Ayetin devamında ise SAĞIRLAR DA ÇAĞRIYI İŞİTMEZLER diyor. Bakın ayetin iki bölümünde de Rabbimiz, TEŞBİH yani benzetme yaparak, iki konuya dikkatimizi özellikle çekiyor. Burada bahsedilen kişiler, aslında gerçekten ölmüş ve sağır olanlar değil elbette. Allah’ın apaçık ayetlerini kendilerine tebliğ ettikleri, hatırlattıkları halde, atalarının ya da mezheplerinin batıl inançlarını inatla yaşamaya devam etmek için, GERÇEKLERİ ALLAH’IN VAHYİNİ HATIRLATANLARA KARŞI KULAKLARINI TIKAYIP, YANİ DUYMAK İSTEMEYİP, ADETA SAĞIRLAR GİBİ DAVRANDIKLARININ ÖRNEĞİNİ VERİYOR. Çok üzgünüm günümüz İslam toplumu, yani bizler ayetin bu bölümünde Rabbimizin uyardığı gibi, Allah’ın ayetlerine karşı hem SAĞIR hem de KÖR taklidi yapıyoruz. Ama atalarımızdan öğrendiğimiz rivayetlere karşı her nedense çok duyarlıyız. Rabbimiz bir başka ayetinde de bu konuya dikkatimizi çekip, iman edenlerin genel çoğunluğunun, Allah'a şirk koşmadan iman etmedikleri bilgisini veriyor ki, kendimize gelebilelim. Duyana işitene ne mutlu. Bu ayetin devamında Allah, bakın Resulünün ancak kimleri uyarabileceğini söylüyor. Sizce bizler bu guruba giriyor muyuz, lütfen inancımızı sorgulayalım.
Neml 81: KÖRLERİ SAPIKLIKLARINDAN VAZGEÇİRİP, DOĞRU YOLA GETİREMEZSİN. ANCAK ÂYETLERİMİZE İNANIP DA MÜSLÜMAN OLMUŞ OLANLARA DUYURABİLİRSİN. (Diyanet meali)

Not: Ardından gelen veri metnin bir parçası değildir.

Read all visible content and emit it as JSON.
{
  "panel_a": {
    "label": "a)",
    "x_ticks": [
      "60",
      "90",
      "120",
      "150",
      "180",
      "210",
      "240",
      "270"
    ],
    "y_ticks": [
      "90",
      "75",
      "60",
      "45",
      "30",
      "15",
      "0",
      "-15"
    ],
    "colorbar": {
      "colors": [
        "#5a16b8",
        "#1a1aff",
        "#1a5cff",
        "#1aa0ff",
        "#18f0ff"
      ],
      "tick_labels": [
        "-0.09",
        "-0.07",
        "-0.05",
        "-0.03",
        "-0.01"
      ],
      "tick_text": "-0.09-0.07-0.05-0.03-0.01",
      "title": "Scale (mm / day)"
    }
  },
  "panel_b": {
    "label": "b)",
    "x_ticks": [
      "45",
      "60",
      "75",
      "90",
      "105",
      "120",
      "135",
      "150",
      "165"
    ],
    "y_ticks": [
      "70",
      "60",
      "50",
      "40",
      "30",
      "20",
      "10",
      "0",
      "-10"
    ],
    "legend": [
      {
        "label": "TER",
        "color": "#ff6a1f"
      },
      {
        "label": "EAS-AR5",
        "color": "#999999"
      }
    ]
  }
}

Ayetin ilk uyarısı çok dikkat çekici. Bakın bundan önceki ayetinde Allah, ölmüş kalplerden ve sağırlardan yani Allah’ın vahyini inatla duymak istemeyenlerden bahsediyordu. Bu ayette de yine iman ettik dedikleri halde, ALLAH’IN APAÇIK VAHYİNİ, AYETLERİNİ GÖRDÜKLERİ HALDE KUR’AN’A TAMAMEN TERS DÜŞEN BATIL İNANÇLARINI YAŞAMAYA DEVAM EDEBİLMEK İÇİN, ALLAH’IN AYETLERİNE KARŞI KÖR BİR DAVRANIŞ SERGİLEYENLERE UYARI YAPIYOR. Rabbimiz ayetlerine karşı kör gibi davranıp, batıl inançlarından vaz geçmeyenlere, sen onları sapıklıklarından vaz geçiremezsin diye uyarıyor. Hatırlatırım Allah’ın ayetlerine kör ve sağır olanlara Rabbimiz SAPIK YOLDA OLANLAR DİYOR. Ayetin devamında, bakın Allah’ın Resulü ancak kimleri uyarıp doğru yola davet edebileceğini söylüyor. “ANCAK ÂYETLERİMİZE İNANIP DA, MÜSLÜMAN OLMUŞ OLANLARA DUYURABİLİRSİN” Rabbimiz bu konuda Kur’an’da örnek verirken, iman ettim demekle iman olmayacağını, imanlarının kalplerine yerleşmesi gerektiğinin söyler. Demek ki ben Kur’an’a iman ettim demekle iş bitmiyormuş. İnancına asla hurafe ve batıl karıştırmadan, Allah’ın vahyine yani Kur’an’a inananları ancak Hz. Muhammed duyurabileceğini, onlara Kur’an’ı kabul ettirebileceğini söylüyor. Günümüzde de aynı değil mi? Kur'an'dan ayet örneği verdiğinizde, sen Resul inkarcısızın neden Resulün hadislerinden de örnek vermiyorsun diyerek, YALNIZ KUR'AN AYETLERİNİ DUYMAK İSTEMEYENLERİ, ÇOK DUYMUŞSUNUZDUR.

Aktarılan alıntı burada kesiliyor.